SaRodorick Thompson Jr.

Profile
- Position: Running back

Personal information
- Born: October 1, 1999 (age 26) Irving, Texas, U.S.
- Listed height: 6 ft 0 in (1.83 m)
- Listed weight: 220 lb (100 kg)

Career information
- High school: Ranchview (Irving, Texas)
- College: Texas Tech (2018–2022)
- NFL draft: 2023: undrafted

Career history
- New Orleans Saints (2023)*; Seattle Seahawks (2023); Dallas Cowboys (2023)*; Los Angeles Rams (2024)*; Saskatchewan Roughriders (2024)*;
- * Offseason and/or practice squad member only

Career NFL statistics as of 2023
- Games played: 1
- Stats at Pro Football Reference

= SaRodorick Thompson =

American football player (born 1999)

SaRodorick Thompson Jr. (born October 1, 1999) is an American professional football running back who is signed by the Saskatchewan Roughriders in the Canadian Football League.
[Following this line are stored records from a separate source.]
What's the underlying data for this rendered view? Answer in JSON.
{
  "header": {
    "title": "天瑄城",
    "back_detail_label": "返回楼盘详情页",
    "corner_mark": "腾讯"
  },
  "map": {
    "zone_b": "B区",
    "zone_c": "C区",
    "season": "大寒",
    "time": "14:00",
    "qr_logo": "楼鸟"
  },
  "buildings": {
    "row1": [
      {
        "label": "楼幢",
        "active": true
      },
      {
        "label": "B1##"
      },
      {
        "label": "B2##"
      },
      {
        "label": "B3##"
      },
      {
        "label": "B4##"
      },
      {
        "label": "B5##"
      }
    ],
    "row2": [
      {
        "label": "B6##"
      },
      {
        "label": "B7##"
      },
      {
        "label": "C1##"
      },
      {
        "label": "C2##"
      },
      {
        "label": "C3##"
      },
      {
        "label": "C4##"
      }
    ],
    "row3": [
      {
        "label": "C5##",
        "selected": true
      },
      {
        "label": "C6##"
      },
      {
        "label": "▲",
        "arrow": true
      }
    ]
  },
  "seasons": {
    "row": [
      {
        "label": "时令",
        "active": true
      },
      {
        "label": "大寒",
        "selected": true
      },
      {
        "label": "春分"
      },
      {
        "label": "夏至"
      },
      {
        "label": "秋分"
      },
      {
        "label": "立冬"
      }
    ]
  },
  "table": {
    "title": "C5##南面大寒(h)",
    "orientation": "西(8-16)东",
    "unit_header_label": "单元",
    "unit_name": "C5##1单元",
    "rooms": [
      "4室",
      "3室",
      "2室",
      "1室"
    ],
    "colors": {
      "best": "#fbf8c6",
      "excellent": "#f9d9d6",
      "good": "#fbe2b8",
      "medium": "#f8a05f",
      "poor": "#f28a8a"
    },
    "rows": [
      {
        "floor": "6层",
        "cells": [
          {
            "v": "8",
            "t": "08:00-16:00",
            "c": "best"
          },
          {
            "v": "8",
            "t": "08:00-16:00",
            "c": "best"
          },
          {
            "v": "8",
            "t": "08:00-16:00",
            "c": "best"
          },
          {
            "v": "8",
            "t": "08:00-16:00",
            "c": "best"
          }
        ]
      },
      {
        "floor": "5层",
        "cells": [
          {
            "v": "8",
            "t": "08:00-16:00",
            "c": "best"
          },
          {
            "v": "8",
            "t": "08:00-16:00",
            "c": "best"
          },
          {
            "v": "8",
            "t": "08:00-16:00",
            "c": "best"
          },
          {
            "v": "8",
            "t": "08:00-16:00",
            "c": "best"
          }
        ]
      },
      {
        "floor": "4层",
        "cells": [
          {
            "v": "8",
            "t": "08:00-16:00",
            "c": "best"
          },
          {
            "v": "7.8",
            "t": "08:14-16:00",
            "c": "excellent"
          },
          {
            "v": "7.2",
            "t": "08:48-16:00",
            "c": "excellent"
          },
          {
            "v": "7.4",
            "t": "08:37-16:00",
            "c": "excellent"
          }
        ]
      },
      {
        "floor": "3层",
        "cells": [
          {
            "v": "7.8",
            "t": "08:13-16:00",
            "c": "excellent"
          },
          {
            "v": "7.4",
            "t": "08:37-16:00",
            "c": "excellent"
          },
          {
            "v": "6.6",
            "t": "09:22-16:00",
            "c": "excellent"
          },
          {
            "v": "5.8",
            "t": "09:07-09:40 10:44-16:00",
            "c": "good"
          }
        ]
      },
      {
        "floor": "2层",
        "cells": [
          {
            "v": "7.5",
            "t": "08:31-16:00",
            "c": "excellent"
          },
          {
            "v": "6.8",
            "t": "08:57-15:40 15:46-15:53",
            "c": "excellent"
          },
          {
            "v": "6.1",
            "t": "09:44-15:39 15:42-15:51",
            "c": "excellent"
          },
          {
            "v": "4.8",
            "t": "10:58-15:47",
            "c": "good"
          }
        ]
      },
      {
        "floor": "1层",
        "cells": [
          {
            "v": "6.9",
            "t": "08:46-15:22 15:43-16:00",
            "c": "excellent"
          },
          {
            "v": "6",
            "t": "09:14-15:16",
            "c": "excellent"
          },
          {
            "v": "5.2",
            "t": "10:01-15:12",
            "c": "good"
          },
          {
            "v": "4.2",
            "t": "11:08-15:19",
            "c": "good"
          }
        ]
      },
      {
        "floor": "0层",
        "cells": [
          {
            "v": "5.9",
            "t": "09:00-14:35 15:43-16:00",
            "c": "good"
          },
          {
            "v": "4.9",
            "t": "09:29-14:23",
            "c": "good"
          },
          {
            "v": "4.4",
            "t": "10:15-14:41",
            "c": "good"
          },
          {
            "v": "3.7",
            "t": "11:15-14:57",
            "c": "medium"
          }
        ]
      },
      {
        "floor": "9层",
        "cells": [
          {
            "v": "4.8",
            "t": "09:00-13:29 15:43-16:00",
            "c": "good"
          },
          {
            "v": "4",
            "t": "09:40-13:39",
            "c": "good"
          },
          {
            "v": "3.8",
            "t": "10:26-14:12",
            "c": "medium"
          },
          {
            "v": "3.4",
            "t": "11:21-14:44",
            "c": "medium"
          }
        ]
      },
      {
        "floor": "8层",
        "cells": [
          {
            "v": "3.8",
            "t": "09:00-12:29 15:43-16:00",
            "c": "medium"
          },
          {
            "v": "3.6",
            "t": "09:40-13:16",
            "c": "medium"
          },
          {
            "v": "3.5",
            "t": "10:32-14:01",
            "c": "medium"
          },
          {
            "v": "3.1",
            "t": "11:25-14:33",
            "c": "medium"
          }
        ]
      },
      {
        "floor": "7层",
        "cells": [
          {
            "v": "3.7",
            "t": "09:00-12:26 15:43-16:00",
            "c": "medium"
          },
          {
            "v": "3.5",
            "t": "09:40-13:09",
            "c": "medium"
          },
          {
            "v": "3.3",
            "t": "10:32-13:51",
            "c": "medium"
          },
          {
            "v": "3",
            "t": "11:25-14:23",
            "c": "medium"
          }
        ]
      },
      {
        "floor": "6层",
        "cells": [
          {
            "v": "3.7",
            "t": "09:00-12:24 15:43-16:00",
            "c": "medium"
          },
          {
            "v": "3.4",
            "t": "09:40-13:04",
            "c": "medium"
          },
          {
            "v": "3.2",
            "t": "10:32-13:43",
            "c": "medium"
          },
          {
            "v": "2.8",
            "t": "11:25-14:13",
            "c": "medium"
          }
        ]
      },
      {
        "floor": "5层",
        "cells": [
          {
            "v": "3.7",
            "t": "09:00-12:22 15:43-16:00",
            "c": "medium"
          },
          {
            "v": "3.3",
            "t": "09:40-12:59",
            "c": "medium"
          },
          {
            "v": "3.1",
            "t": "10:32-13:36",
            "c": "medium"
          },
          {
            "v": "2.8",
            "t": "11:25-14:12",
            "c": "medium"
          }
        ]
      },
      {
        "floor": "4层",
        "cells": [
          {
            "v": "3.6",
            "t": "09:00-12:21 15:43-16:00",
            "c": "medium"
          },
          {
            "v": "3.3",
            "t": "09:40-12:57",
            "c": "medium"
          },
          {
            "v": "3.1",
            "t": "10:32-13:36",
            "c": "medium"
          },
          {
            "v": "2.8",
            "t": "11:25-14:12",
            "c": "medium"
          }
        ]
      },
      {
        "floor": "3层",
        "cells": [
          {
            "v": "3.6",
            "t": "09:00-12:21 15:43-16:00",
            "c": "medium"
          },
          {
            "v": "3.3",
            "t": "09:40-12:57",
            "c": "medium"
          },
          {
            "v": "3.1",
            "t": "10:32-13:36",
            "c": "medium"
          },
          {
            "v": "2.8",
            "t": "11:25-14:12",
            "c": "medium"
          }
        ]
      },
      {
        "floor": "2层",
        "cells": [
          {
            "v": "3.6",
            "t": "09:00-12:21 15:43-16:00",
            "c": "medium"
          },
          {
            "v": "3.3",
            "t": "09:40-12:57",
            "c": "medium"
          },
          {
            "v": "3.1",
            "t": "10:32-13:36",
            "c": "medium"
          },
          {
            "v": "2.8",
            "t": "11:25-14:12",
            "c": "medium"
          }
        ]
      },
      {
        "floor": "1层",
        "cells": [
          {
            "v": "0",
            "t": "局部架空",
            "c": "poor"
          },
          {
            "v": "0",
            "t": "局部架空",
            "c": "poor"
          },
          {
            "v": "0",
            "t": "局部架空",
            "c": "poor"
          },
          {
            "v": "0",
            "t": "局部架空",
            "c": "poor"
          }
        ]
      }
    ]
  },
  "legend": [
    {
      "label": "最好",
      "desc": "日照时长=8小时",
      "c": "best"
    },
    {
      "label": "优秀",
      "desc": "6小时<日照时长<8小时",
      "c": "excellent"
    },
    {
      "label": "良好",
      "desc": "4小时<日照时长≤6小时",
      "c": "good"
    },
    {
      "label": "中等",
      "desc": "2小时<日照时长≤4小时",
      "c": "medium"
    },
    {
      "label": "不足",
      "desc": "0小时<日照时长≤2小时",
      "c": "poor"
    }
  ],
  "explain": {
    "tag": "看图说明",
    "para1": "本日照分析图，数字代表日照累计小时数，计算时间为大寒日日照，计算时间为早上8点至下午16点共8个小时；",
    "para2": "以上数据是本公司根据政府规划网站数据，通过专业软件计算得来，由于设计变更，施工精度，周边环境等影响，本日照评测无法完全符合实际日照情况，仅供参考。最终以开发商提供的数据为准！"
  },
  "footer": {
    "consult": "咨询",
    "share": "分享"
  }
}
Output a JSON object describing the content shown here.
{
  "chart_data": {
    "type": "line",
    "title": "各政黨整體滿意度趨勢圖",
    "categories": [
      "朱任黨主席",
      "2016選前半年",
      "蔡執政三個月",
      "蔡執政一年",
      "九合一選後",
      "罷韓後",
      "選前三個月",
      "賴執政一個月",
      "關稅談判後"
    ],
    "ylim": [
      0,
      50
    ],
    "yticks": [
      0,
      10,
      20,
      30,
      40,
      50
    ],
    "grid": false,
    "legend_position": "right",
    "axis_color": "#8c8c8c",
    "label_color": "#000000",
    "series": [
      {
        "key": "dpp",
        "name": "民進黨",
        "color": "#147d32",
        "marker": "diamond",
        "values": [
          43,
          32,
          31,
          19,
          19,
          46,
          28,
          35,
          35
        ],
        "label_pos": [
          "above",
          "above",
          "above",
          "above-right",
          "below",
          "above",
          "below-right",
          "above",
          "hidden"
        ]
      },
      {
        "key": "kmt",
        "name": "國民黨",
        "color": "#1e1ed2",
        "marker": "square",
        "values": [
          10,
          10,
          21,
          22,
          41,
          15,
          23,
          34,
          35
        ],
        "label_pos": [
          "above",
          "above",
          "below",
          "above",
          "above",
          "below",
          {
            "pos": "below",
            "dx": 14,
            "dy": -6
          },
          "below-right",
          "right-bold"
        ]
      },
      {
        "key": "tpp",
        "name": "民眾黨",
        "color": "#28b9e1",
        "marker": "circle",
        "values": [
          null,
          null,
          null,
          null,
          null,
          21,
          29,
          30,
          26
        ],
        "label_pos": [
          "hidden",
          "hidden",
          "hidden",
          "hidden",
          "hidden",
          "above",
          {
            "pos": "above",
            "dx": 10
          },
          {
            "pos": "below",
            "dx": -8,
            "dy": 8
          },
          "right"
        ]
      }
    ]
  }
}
He played college football at Texas Tech.

== Early life ==
Thompson attended Ranchview High School where he rushed for over 3,000 yards throughout his high school football career and was ranked 98th nationally by ESPN among running backs.

== Professional career ==

Pre-draft measurables
| Height | Weight | Arm length | Hand span | 40-yard dash | 10-yard split | 20-yard split | 20-yard shuttle | Three-cone drill | Vertical jump | Broad jump |
| 5 ft 11+1⁄2 in (1.82 m) | 207 lb (94 kg) | 31+5⁄8 in (0.80 m) | 9 in (0.23 m) | 4.65 s | 1.65 s | 2.63 s | 4.64 s | 7.25 s | 32.5 in (0.83 m) | 10 ft 0 in (3.05 m) |
All values from NFL Combine/Pro Day

=== New Orleans Saints ===
On April 29, 2023, Thompson signed with the New Orleans Saints as an undrafted free agent.

=== Seattle Seahawks ===
On July 31, 2023, Thompson signed with the Seattle Seahawks. Thompson made his NFL debut in week eight of the 2023 season versus the Arizona Cardinals where he played two snaps. He was released on October 31. Thompson was re-signed to the practice squad on December 6. Thompson was later released on December 8 to make room for Sean Mannion.

===Dallas Cowboys===
On January 4, 2024, Thompson was signed to the Dallas Cowboys practice squad. He was not signed to a reserve/future contract after the season and thus became a free agent when his practice squad contract expired.

===Los Angeles Rams===
Thompson signed with the Los Angeles Rams on August 22, 2024, but was waived three days later.

=== Saskatchewan Roughriders ===
Thompson joined the Canadian Football League on August 27, 2024, signing with the Saskatchewan Roughriders.